Wednesday, May 22, 2013

Vers Une Architecture: From the Bildungsroman to the Manifesto

A pallid sky, above the world that ends from decrepitude, will perhaps depart with the clouds: the tatters of the worn-out purple of sunsets fade in a river sleeping to the horizon submerged in rays and water. The trees are bored and, under their whited leaves (from the dust of time rather than of roadways), rises the canvas house of the Showman of Things Past.

So begins Stephane Mallarmé's prose poem 'The Future Phenomenon', where crowds have gathered in this post-apocalyptic scene, confronted with some anonymous female figure of the past: 
When all have contemplated the noble creature, vestige of some epoch already accursed, some indifferent, for they have not had the strength to comprehend, but others broken and their eyelids moist with resigned tears will look at each other; while the poets of those times, feeling rekindled, their extinguished eyes, will head for their lamp, their brains drunk a moment with a confused glory, haunted by a rhythm and in forgetfulness of existing in an epoch that survives beauty.

This prose poem, according to the renowned Le Corbusier scholar Jean-Louis Cohen, was the inspiration for one of the more oblique references in the Swiss artist/ architect's iconic publication Vers Une Architecture a title that would later be translated, to the detriment of the original, as Towards a New Architecture (An earlier title that Le Corbusier later rejected, was 'Architecture or Revolution').

In a lecture given at the Getty Research Institute in 2008 (entitled 'Vers Une Architecture: From the Bildungsroman to the Manifesto') Cohen explains how the motif of the aeroplane, that appears in the book with the mysterious caption 'Eyes that do not see...airplanes', was inspired by Mallarmé's prose poem, and seems to grasp at the sensation of an old world being confronted with the new.  

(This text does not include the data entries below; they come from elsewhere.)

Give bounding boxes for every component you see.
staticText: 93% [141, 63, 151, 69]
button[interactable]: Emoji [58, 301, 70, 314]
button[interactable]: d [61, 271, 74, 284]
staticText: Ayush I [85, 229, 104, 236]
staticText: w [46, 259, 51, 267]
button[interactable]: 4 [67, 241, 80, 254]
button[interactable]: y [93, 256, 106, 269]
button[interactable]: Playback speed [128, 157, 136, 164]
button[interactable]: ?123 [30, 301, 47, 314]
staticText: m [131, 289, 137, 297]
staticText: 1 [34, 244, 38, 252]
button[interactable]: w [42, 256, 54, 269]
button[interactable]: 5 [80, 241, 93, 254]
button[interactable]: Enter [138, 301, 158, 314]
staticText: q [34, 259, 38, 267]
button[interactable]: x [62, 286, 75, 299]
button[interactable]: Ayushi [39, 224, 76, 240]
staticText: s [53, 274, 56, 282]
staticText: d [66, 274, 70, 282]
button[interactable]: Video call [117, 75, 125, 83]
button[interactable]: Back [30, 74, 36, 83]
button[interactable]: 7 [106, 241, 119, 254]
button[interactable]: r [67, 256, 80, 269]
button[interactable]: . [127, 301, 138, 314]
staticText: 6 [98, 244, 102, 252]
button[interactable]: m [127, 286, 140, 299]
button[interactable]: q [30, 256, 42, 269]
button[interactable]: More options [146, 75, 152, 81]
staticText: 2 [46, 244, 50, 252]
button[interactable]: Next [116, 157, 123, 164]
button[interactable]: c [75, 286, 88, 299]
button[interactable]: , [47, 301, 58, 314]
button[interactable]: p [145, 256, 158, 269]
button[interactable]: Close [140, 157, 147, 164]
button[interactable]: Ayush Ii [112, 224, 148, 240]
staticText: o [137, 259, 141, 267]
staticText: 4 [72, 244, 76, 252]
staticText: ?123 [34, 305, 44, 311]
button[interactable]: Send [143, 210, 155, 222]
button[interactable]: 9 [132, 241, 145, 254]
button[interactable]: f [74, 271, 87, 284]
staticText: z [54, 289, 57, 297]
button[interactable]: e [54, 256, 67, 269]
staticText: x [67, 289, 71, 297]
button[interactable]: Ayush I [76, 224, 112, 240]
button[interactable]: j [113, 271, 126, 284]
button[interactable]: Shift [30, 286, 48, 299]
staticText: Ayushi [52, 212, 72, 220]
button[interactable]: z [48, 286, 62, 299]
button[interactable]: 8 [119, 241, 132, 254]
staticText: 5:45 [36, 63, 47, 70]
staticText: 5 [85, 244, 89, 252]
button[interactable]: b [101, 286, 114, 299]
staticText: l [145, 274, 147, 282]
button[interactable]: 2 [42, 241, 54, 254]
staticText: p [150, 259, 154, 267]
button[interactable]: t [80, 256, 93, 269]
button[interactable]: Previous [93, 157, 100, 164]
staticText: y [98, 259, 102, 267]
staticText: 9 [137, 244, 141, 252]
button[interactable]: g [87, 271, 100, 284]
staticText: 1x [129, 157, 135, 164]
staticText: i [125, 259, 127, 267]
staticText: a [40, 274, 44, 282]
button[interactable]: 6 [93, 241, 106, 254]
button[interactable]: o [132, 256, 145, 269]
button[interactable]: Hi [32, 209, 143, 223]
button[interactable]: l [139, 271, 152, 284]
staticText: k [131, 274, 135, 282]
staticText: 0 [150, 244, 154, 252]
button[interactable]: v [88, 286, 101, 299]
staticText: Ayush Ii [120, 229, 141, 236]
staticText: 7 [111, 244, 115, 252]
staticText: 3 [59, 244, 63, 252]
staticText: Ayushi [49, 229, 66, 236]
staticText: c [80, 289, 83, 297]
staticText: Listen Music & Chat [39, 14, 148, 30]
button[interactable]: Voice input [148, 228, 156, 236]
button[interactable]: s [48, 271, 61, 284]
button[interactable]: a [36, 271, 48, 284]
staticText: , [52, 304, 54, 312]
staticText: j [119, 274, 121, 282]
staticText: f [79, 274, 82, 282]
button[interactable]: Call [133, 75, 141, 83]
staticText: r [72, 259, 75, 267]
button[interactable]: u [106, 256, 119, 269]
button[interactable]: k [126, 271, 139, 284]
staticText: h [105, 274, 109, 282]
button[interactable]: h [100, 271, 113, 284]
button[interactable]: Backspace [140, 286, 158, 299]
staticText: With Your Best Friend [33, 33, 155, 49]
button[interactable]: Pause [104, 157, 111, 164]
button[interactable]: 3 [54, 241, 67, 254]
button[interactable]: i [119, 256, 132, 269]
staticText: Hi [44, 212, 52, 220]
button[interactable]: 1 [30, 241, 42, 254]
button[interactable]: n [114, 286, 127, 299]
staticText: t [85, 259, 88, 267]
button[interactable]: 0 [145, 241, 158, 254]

This would seem to be an inverse of Mallarmé's prose poem, where the sighting of 'things past' enduces a drunkenness of 'confused glory' in the poets of from a time that has seemingly outlived beauty. What Le Corbuiser is in fact celebrating here is the role of the engineer, as designer and artist. Perhaps the Mallarmé quote also reflects the writer's own feelings at the time, whilst studying the buildings of ancient Rome. Did he too feel like he was looking back at the past from a distant present; from a time that had outlived beauty?

Vers Une Architecture was an opportunity for Le Corbusier to legitimate his own position as aspiring architect by grounding his thoughts in historical narrative. To understand what architecture is, he believed, one must learn from the lessons of Rome (the young Le Corbusier's identification with Michelangelo was profound). All these details and much more are discussed by Jean-Louis Cohen in this lecture. Perhaps most interesting and impressive is Cohen's description of Vers une Architecture as a 'complex printed object', and his page-by-page explanation of Le Corbusier's visual and rhetorical strategies; his choice of images, his manipulation of them (using proto Photoshop techniques), and his sophisticated understanding of page layouts to commuicate ideas. Vers une Architecture is a fine example of what Paul Valery referred to in Le Physique du livre.

Another prolific commentator on Le Corbusier, Charles Correa (who I will return to in a later post) has reflected on the architect's legacy, particularly in India. 'Especially in his buildings in India', writes Correa, 'Corb has become more and more absorbed in his visual language; and however masterful this language may become, it is still only one aspect of any great architecture.' After referring to the Secretariat in Chandigarh as 'a magnificent façade, like a stage set,' Correa asks, 'Did not the earlier Corb promise something less skin-deep, something more conceptual?'
  
Cohen's presentation at the Getty Institute (itself a summary of his introduction to the new 2007 translation published by Getty, with the 'New' erased from the title) reveals how 'Corb' was in fact absorbed in the formulation of his own visual language even in these early formative years of his career. Vers une Architecture is, Cohen explains, even something of a rumination on his insecurities and failures as an architect and businessman up until this point. The publication of this collection of essays would change Le Corbusier's circumstances dramatically; in effect it would prove to be a unique marketing tool for him.

Cohen concludes with some comments on the book's legacy and the problems of translation. He refers to Edwin Lutyen's response to Towards a New Architecture (another European architect prolific in India's cities, having been responsible for the development of New Delhi). In what was published as 'The Robotism of Architecture', Lutyens remarks that the buildings seemingly promised by Le Corbusier here can only be made for robots: 'robots without eyes – for eyes that have no vision cannot be educated to see.' Cohen chalks this scathing review up to the English translation, which was a 'complete betrayal of Le Corbusier's intentions.' But Lutyen's remarks seem to be also punning on Le Corbusier's description in the book (after Mallarmé) of 'eyes that do not see ... airplanes'

There appear to be two arguments: on the one hand (with Lutyens) the new architecture has lumbered us with eyes that have no vision, whereas on the other (Le Corbusier) our eyes are simply 'not yet able to discern' the style of an era as such that is so fixed in the present moment.